Tina Lam creates sculptures, installations and performances based on landart interventions, which reflect on notions of interconnection, otherness and metamorphosis. Her work examines the physical, metaphorical and mystical entanglements within the continuum of the human, the beyond-human and the unknown.
She ventures into forests to collect traces of the planet's body by molding black aluminum foil onto boulders, branches and root systems that she then melds with materials ranging from paper to steel. Her land-art interventions can be likened to a therapeutic fieldwork that seeks to reconcile with the traumatic relationship her Cambodian-Chinese refugee parents have with the great outdoors.
Drawing inspiration from her scientific training, Eastern philosophy and New Materialism, her recent installations are characterized by the hybridization of the material, the haptic and the mystical. In her work, abstract and natural forms coexist with scars and emotions, amplifying physicist Karen Barad's thesis that “matter feels, converses, suffers, desires, yearns and remembers.” Through this slow tactile process, she puts herself in communion with the elemental and mysterious forces that sculpt the planet and our humanity.

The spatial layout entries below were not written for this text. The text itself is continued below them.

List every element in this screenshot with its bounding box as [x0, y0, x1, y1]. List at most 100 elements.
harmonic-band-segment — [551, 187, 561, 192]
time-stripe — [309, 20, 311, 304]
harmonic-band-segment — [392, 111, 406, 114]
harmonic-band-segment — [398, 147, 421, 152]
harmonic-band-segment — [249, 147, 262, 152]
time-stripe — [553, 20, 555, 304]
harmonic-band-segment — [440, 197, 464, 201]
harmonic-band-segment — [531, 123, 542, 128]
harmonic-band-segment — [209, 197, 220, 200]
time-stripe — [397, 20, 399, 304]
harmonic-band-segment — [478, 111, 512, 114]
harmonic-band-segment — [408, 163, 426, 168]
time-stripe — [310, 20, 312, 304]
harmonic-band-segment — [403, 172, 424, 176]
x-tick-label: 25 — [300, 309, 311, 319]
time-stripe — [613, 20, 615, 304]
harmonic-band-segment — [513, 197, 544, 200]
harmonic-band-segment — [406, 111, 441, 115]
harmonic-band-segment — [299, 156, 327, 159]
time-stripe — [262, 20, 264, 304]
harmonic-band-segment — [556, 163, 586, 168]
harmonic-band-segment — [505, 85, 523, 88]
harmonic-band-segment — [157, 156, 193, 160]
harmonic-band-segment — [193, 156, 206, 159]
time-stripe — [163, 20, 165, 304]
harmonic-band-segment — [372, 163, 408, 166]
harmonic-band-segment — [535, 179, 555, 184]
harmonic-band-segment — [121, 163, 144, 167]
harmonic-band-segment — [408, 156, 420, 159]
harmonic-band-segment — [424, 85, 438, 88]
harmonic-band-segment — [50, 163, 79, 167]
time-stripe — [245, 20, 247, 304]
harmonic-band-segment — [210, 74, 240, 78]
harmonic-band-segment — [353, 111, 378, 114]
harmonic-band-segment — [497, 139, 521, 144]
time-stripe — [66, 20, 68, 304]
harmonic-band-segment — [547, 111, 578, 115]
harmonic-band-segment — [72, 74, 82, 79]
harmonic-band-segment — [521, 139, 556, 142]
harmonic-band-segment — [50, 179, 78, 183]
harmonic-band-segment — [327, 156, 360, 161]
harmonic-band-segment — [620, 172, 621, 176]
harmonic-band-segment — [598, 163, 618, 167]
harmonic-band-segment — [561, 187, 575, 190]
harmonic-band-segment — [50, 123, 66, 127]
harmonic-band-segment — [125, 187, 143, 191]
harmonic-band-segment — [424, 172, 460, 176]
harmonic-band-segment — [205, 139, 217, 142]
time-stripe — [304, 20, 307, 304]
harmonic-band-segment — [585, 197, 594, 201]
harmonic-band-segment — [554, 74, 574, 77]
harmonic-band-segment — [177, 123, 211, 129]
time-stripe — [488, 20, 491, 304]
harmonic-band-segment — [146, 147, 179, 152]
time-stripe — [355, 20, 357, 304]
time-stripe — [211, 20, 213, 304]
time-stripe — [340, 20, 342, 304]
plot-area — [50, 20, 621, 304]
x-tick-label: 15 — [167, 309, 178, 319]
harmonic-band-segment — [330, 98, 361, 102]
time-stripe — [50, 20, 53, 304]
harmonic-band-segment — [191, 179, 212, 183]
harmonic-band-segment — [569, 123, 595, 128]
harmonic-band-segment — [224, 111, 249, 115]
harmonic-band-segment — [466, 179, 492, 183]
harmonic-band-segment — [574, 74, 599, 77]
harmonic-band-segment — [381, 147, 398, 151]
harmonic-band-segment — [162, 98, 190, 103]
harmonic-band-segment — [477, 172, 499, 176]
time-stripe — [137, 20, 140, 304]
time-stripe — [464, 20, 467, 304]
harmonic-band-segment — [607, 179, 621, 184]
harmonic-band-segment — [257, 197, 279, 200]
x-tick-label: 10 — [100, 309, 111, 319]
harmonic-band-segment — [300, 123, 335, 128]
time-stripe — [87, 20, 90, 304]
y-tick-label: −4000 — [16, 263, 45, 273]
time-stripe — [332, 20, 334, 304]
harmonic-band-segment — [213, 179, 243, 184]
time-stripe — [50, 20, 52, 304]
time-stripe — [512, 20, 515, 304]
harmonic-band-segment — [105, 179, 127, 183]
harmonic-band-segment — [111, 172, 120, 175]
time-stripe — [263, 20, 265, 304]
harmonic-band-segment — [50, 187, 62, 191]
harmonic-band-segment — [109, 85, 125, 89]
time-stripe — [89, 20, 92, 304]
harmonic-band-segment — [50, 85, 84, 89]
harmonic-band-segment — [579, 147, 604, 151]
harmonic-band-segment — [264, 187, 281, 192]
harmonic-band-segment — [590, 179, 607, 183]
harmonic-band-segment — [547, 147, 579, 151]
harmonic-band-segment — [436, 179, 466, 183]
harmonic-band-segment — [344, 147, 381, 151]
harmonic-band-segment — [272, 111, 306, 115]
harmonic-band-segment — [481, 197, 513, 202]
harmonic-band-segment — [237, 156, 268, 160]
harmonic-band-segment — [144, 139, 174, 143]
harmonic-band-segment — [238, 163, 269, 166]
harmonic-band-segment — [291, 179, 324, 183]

Lam was born in Montreal and holds a MFA from Cornell University, a BFA from Concordia University, and a PhD in chemistry from McGill University. She has participated in many residencies, among which Shandaken: Storm King and NARS Foundation, and exhibited her work at Ortega Y Gasset, Jack Hanley Gallery, Le Livart and Centre articule.
Tina Lam has been selected by L'Écart as part of the PRÉSENCES project. She is taking part in the group exhibition Amplifier l'errance, guetter le sillon des foulées, presented at L'Écart until June 1.